Models of electric guitar included the Hagstrom 1, the H series (h II, h III, h II N), the Swede (Originally called The Hagstrom LP, or Les Paul, due to the instrument's resemblance to the popular Les Paul manufactured by Gibson Guitars), the Super Swede, the Impala, the Corvette (called the Condor in the US), the Viking, the Swede Patch 2000 (one of the first synthesizer guitars) and the Jimmy (designed by Jimmy D'Aquisto, a respected New York luthier brought in by Hagstrom to design the Jimmy). Basses include The Swede Bass and the Hagström H8 - the first ever massproduced eight stringed bass guitar, which found fame when used by the likes of Noel Redding, Jimi Hendrix, Mike Rutherford, and others. Another innovation was the H-Expander™ Truss Rod, which gives the neck extra strength and allows it to be extra thin as well as allows the action to be set extra low.
Beside their line of instruments Hagstrom also produced amplifiers, speakers, effects, guitar strings and mixing consoles, which was used by ABBA on their first world tour. A very small run of lap steels, banjos and mandolins were also built but are were rare to come across. In 1962 Albin's son, Karl-Erik Hagström returned from working 5 years in the USA with establishing their Line O guitars. In 1967 he took over as CEO of the company.
Production ended for Swedish-made Hagstroms in 1983 due to the inability to keep up with the competition using labour from Asia to make guitars. Hagstrom did make some Japanese prototypes; however, they were not pleased with the workmanship and would rather close down the company than cheapen the brand.
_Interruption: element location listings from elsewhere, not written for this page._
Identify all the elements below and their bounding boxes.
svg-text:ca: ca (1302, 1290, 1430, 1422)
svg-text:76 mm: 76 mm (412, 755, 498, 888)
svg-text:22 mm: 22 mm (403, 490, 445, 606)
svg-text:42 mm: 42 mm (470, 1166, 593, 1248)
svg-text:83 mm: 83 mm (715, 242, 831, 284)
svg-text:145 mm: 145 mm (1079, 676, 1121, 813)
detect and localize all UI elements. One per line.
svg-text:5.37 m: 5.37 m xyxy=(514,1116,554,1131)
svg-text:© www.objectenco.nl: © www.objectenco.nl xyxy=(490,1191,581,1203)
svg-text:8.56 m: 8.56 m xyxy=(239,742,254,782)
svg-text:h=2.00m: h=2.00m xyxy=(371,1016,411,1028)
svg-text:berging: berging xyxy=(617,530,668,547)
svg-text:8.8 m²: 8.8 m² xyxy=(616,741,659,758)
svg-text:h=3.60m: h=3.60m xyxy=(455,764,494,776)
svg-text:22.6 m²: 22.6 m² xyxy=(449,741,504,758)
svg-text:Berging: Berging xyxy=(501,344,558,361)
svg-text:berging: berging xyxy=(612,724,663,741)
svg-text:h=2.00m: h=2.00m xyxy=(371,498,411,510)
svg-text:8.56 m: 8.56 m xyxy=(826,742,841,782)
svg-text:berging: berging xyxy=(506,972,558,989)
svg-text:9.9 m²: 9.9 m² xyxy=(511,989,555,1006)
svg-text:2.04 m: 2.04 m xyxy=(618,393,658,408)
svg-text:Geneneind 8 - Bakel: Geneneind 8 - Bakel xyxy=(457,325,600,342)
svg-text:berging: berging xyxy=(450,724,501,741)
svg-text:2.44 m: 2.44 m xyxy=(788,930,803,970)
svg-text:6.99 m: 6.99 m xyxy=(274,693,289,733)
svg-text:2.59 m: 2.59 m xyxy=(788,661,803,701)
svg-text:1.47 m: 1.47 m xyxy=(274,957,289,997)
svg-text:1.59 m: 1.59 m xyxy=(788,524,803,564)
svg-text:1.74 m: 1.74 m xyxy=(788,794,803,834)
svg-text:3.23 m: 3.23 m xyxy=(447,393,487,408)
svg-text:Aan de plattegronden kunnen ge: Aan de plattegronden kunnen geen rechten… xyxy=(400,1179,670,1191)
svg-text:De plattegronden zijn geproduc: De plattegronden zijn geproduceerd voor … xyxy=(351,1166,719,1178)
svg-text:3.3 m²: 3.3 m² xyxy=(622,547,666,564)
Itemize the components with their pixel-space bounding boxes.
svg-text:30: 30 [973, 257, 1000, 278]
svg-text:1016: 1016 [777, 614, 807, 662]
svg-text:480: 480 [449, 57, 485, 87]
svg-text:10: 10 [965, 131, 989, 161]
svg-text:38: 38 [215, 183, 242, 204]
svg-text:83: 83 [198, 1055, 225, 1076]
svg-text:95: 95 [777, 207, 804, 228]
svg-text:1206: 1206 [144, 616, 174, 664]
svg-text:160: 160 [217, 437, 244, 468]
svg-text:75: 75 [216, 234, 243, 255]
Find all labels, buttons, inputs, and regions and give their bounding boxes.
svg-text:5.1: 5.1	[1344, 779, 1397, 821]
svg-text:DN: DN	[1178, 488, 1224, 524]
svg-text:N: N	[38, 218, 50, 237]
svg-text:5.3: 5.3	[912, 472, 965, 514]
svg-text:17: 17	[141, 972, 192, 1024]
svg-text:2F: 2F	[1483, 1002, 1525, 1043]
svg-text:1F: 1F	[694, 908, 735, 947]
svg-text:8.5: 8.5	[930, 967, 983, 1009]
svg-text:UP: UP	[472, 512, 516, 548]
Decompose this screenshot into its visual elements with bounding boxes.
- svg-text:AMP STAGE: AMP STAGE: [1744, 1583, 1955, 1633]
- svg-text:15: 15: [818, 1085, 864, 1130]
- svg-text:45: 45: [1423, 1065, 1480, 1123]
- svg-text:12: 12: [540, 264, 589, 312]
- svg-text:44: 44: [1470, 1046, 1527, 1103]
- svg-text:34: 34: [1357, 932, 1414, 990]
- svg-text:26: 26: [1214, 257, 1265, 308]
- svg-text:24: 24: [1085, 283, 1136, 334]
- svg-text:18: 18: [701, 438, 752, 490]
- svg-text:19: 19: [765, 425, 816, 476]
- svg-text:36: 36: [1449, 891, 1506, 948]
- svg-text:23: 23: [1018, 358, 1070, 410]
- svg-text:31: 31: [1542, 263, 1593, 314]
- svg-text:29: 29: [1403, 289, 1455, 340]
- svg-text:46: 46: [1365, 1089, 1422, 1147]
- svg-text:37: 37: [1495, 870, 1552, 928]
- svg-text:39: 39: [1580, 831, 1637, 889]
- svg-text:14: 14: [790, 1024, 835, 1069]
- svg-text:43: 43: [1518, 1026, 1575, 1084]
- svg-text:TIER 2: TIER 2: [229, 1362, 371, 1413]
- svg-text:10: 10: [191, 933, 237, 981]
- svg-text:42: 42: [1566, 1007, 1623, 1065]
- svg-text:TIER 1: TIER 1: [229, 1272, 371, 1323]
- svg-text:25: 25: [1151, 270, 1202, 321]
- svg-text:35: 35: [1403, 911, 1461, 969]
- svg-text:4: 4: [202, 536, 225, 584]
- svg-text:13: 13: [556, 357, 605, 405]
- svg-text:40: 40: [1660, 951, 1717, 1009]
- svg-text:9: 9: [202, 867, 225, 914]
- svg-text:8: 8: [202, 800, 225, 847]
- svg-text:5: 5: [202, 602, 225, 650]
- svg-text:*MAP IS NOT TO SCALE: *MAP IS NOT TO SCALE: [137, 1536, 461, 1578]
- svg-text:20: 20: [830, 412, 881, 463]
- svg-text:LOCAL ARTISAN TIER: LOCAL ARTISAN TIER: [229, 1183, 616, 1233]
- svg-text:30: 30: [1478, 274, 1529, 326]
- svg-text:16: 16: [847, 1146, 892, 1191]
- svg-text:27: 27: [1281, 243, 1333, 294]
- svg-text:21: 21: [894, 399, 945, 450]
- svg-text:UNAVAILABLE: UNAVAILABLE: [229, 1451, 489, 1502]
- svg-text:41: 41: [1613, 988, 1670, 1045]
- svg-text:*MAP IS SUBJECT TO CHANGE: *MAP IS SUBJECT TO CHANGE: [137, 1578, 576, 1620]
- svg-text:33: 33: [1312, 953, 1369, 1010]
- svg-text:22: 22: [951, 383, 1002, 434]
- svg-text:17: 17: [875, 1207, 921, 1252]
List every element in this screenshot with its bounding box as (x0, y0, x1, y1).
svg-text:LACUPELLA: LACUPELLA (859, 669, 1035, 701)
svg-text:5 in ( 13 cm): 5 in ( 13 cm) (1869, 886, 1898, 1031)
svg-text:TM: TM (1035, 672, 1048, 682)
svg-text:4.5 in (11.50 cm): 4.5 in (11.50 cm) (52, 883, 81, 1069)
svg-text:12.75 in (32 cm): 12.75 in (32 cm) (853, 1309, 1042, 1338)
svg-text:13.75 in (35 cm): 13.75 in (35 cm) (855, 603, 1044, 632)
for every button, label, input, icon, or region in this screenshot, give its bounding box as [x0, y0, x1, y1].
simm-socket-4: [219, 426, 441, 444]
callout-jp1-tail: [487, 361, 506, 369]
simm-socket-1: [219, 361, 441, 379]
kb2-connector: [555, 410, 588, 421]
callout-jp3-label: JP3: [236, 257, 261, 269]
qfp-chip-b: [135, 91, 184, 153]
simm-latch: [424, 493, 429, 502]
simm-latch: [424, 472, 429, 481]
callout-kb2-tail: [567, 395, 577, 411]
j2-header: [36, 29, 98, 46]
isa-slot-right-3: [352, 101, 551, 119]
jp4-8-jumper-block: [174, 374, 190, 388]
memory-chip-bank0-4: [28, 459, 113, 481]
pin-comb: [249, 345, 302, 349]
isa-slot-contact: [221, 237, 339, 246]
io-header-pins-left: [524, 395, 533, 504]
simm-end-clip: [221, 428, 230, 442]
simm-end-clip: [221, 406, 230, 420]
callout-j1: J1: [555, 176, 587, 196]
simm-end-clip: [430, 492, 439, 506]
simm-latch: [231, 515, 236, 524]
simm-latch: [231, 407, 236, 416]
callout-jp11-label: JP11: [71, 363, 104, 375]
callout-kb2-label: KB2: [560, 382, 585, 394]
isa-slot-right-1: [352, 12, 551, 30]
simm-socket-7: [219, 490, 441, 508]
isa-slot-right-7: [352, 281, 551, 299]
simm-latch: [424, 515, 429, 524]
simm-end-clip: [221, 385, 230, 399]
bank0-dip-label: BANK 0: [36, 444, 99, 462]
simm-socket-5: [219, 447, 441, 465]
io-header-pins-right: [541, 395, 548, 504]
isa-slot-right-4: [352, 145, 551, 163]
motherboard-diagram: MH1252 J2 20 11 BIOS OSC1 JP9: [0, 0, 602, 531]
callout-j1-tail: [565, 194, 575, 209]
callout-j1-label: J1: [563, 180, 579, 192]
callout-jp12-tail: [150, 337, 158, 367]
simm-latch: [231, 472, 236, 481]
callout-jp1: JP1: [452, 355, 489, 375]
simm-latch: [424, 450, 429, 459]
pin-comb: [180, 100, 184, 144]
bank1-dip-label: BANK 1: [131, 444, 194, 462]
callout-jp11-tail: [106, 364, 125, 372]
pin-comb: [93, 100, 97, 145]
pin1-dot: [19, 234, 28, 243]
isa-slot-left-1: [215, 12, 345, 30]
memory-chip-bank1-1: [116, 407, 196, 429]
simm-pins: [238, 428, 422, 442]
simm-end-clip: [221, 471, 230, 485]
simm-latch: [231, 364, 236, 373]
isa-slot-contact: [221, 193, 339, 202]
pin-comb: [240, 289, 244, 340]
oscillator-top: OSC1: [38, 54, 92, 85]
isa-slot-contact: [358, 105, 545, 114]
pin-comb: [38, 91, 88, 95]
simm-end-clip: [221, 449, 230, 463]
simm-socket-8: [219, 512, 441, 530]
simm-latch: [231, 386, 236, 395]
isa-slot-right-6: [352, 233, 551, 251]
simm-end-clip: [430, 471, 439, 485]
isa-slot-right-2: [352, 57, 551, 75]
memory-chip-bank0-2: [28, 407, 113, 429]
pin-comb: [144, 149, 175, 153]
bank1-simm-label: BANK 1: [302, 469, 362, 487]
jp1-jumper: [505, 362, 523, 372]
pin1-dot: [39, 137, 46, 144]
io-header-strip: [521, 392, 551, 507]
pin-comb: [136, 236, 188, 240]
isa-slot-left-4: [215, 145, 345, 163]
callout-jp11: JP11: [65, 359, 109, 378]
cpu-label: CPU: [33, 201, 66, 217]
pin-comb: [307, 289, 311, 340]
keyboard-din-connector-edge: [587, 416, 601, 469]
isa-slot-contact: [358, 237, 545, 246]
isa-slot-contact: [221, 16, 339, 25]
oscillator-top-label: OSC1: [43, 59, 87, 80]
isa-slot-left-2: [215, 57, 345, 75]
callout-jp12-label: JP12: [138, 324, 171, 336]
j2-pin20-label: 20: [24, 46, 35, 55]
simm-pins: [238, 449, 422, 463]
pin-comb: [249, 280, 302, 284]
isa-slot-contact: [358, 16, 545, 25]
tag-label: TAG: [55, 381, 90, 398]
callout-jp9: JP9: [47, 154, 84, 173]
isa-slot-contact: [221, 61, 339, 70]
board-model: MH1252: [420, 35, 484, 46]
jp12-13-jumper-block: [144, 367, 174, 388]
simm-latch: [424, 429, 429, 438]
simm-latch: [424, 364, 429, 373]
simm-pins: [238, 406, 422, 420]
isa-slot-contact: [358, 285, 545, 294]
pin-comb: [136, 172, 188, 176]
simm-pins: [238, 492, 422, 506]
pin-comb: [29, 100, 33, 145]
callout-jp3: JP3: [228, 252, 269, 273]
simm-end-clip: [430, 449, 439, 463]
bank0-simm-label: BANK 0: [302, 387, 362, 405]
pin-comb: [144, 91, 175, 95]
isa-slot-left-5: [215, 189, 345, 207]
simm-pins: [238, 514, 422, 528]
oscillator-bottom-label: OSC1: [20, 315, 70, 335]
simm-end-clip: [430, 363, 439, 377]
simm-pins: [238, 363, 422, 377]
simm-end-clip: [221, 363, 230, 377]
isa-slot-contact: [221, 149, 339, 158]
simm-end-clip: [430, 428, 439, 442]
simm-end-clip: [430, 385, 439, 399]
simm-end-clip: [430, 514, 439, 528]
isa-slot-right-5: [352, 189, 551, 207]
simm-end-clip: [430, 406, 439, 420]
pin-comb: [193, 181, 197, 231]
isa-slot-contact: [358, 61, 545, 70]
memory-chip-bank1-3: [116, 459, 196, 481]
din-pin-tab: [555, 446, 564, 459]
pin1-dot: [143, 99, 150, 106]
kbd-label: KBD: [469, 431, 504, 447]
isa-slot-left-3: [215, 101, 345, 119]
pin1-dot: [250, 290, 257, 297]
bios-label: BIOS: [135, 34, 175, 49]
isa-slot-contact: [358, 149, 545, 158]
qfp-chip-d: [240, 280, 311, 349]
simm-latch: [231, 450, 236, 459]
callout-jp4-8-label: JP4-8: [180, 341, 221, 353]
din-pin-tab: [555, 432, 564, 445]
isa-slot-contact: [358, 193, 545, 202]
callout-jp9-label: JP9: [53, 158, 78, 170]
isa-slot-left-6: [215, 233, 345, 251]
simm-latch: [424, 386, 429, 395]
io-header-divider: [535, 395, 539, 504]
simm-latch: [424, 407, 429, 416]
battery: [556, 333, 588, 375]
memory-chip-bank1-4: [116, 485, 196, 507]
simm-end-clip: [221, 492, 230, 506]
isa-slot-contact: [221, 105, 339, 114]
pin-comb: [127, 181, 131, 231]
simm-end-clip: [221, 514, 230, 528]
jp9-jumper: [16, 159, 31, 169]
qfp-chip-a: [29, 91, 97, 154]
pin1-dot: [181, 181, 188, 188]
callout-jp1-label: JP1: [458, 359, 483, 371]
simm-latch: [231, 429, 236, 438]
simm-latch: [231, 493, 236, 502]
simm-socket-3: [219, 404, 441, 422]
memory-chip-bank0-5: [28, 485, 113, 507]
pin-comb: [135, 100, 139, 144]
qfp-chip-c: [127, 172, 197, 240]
The interest in the original Hagstrom brand still has a cult following around the world and a Hagstrom Festival has taken place in Älvdalen, Sweden around the first week of June every year since 2006.
As of 2004, Hagstrom has been reopened for the international market being internationally distributed by "Tricor AB" in Sweden, and is marketing new versions of a great number of the more famous models from Sweden, being manufactured at a dedicated Hagstrom factory in China. The official Hagstrom design team have taken certain liberties with the designs, made some improvements and other deviations from the original Swedish designs. There was a custom USA shop making master luthier versions of Hagstrom models but activity of this since 2006 is uncertain. Hagstrom is currently in the process of launching a new line bass guitars based on the old designs including a re-issue of their original 8 string bass. According to head-designer of the Hagstrom design team, there might be a limited production of Hagstrom guitars from Sweden, but solid plans for native Swedish production has yet to solidify as of 2008.
Ever since 1983 when the original production stopped, Hagstroms have been sought after collector items. Pat Smear is known for having one of the largest Hagstrom collections in America and is known for claiming it to be the most roadworthy guitars he's ever used. The red Viking II that Elvis Presley used on Elvis Presley's '68 Comeback Special was sold in the early nineties for more then $50,000 and has even been displayed in the Museum of Modern Art in New York. A 1981 Super Swede with custom blue and yellow graphics were sold for 60,100 Swedish Krones (approx. $8,850 USD), making it likely to be the second most expensive Hagstrom sold.